Paul Skinner is Creative Director at Tellart, a design studio that combines computation (data, sensors, robotics, networks) with traditional materials (wood, metal, glass, textile and ceramics) to build immersive experiences for governments, museums and brands.

In his talk at UNStudio, Paul discussed several models that help Tellart navigate volatility, uncertainty, complexity and ambiguity, and ultimately, to create future scenarios.
Below is a brief summary of some of those models that help guide Tellart’s research.

Pace Layers

Pace Layers

Stewart Brand

Stewart Brand’s six-layer framework describes how healthy societies work, showing that different elements (or pace layers) of our society change at different rates, functioning simultaneously but at different speeds. Each layer responds to its adjacent layer, and is influenced by it. The slower layers like nature, the bassline of the model, and culture, are the most powerful, while the faster ones like commerce and fashion seem to attract most of our attention. Stewart Brand first explained this idea in his book, the Clock of Long Now.

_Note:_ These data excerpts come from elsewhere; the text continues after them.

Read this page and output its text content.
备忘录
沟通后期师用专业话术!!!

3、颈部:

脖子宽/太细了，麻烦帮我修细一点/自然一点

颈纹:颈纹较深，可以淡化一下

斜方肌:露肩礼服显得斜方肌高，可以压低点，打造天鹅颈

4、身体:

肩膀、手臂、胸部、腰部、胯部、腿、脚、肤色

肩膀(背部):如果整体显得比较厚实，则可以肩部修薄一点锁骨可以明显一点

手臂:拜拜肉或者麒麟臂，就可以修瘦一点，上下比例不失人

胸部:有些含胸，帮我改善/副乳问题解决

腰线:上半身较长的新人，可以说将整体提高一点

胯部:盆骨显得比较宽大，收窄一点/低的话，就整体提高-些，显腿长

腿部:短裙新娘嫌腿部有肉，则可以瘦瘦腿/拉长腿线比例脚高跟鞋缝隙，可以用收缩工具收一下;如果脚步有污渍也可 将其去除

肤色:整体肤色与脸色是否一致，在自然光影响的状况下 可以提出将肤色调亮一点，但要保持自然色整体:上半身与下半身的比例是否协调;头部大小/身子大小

“If slow parts are not occasionally frustrating then they’re not doing their job. But if you don’t respect them for that, you don’t know how the world works.” — Brand

Futures Cone

Joseph Voros

Joseph Voros’ model is mostly used for mapping the possibility space. Positioning yourself to the left of the diagram, you have a wide collection of alternate futures that might happen. The central elements of the cone represent the futures that are more likely things to happen, and the dispersed elements represent the things that are least likely to happen, but that we may want to happen (or not). This is a tool often used demonstrate the idea of plurality, as there could be many different futures that could happen. It is up to you to determine which future you should steer towards, how you could get there, and what conditions would be necessary for you to do so.

Future Archtetypes

Jim Dator

Jim Dator's model looks at four archetypes: Growth, Collapse, Discipline and Tranform. All futures, whether a company business forecast or Star Trek, fit into one of these models. Growth represents a continuation of business as usual, with more of the status quo. This view is often held by governments, education systems and organizations Collapse imagines the decline and degradation of our current system or environment, although it should be noted that this model does not (always) represent the worst case scenario. Discipline relates to a future where our societal behaviors adapt to internal or environmental limits, as societies react to the status quo being undesirable or unsustainable. Transformation proposes new technology or societal elements that could completely change our way of life; game changers. Each of these models pivot around inflection points, transformation points and decline points.